After narrowly losing out for 1960 to the phantom Squaw Valley, Innsbruck was an almost unanimous choice to host the 1964 Olympics. And few better choices have ever been made by the IOC. Innsbruck became the first winter city to spread the Olympic events around geographically a bit with some events being held 30 km. (20 miles) from Innsbruck centre. Because of this and the central location of the city, well over a million spectators saw these Olympics. In addition, television now transmitted them to over a billion viewers. Computers were also present for the first time at an Olympics, as the electronic age came to Olympia.
With all this, there were a few problems. The organizing committee forgot to order snow for the events, and warm weather caused by the Föhn, a warm-weather wind, caused havoc with the ski courses. In the last few days, the Austrian army hauled 20,000 cubic metres of snow to the ski courses so they would be well packed.
In practice before the Games, two athletes were killed – Ross Milne, an Australian skiier, and Kazimierz Kay-Skrzypecki, a Polish-born British luger. There were several other serious injuries in training and the national teams complained that both the bob run and the downhill skiing course, known as the “Course of Fear”, were too dangerous. In memory of the deceased athletes, all flags were flown at half-staff during the Olympics and organizers attached a black ribbon of mourning to the Olympic Flag.
Soviet women were the biggest winners at Innsbruck. Lidiya Skoblikova produced one of the great performances of the Olympic Winter Games when she won all four women’s speed skating gold medals in four days. In women’s cross-country skiing, Klavdiya Boyarskikh won gold medals in all three women’s events. The Soviets also ensured there would be no repeat of 1960 and won the ice hockey title easily. But in bobsledding, both events produced big upsets. The two-man title was won by Britain Tony Nash and Robin Dixon, while the four-man champion sled from Canada was driven by Vic Emery. Neither country had a bobsled run in 1964.
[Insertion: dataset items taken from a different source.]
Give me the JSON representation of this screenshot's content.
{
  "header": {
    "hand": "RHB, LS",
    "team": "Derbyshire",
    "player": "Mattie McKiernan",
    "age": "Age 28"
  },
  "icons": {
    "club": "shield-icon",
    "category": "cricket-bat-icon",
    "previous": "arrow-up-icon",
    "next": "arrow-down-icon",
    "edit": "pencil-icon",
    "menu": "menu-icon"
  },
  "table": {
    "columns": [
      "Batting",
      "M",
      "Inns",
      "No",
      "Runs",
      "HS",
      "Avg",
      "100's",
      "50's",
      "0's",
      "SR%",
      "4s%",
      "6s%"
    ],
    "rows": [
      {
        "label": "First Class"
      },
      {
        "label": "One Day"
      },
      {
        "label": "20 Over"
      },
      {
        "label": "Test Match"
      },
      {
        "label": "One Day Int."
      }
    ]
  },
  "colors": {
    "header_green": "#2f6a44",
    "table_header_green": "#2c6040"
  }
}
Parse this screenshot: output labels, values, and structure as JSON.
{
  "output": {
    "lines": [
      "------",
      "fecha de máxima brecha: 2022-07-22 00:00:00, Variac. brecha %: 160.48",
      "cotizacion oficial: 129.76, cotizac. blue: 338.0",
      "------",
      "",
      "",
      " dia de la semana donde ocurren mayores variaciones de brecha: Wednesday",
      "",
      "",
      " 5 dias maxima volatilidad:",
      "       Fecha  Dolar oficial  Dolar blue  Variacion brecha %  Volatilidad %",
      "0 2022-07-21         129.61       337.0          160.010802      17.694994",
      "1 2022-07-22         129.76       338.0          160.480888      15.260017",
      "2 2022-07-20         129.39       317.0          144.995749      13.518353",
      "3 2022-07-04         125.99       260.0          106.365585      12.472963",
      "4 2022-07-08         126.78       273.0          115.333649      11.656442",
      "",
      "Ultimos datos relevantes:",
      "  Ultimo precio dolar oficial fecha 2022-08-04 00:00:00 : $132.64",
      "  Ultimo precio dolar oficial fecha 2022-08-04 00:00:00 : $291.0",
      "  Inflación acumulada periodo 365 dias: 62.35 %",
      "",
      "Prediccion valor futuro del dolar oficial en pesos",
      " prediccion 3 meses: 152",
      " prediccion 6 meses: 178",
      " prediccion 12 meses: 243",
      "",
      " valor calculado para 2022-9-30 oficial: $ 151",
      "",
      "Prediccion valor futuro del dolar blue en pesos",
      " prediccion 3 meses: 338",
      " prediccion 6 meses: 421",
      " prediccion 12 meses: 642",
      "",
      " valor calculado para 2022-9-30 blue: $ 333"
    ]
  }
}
The British two-man bobsled gold medal remains the biggest upset in Olympic bobsled history; there are no bobsled runs in Great Britain, nor were there any in 1964. The favorite was Italy’s Eugenio Monti, who had won multiple world championships, but had yet to win an Olympic gold medal. In 1956 at Cortina, he had won two silver medals, and the lack of bobsled in 1960 at Squaw Valley cost him a chance in 1960. But Monti sacrificed his own chance at victory before the Brit’s fourth run, when he learned that they had broken a bolt from their sled and did not have a replacement. Monti, who had finished, took a similar bolt from his own sled and gave it to Nash and Dixon and they used it to defeat him. For this, Eugenio Monti was eventually awarded the International Fair Play Award by the United Nations.